Since I started learning ruby on rails in order to build a program that I wanted to use, I spent a lot of time copying and pasting code that I didn't understand in order to produce the results I wanted quicker. Of course, as soon as I ran into a bug, this habit bit me in the ass as I had to go back and learn what the copied code did in order to fix my bug. And the bug always ended up being something debilitating that pissed off a user or two (which at the time was around half the user base). Now, I know better. I still copy code snippets (and use plugins) but I make sure I know what I'm copying and how it works. I may not have known how to write it, but I can read it and explain it to myself (and in most cases, edit it without breaking it).

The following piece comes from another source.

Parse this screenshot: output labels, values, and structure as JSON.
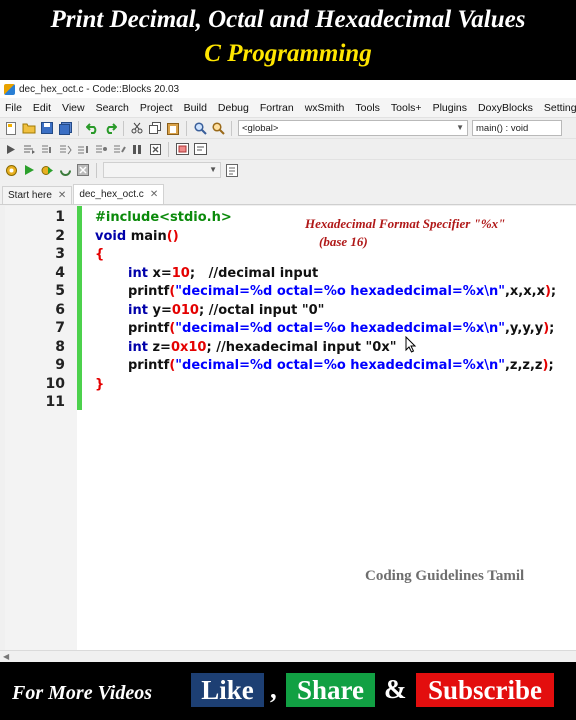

Today, I spent almost three hours chasing an issue that would have been fixed in moments if I followed my rule above. I needed to remove spaces and other illegal characters from a string. Not being a regex expert, I searched for the pattern I needed and found something along the lines of (simplified for the example) :
new_str = str.sub(/\W/,'_')
which worked fine or so I thought. I knew about and have used "gsub" plenty of times before so when I saw the use of "sub" instead, I went to the ruby docs to sort out the difference. I quickly glanced at the headings of the two different methods and found the following:
str.sub(pattern, replacement) => new_str
str.gsub(pattern, replacement) => new_str
Ah, so they're the same, I thought. This seemed reasonable as I've seen other instance methods that are identical (eg. to_s and to_str), so I carried on. Tested it out on a string with a space and it worked. Then, a user tried a string with three spaces in it and everything broke. Of course, had I read the documentation closer I would have seen that "sub" only replaces the first occurrence of the pattern and "gsub" replaces every occurrence of the pattern.
The lesson here? Well, I'm still far from being able to write everything I need without a little help from the google. However, I need to pay better attention to the details of the code I didn't write myself.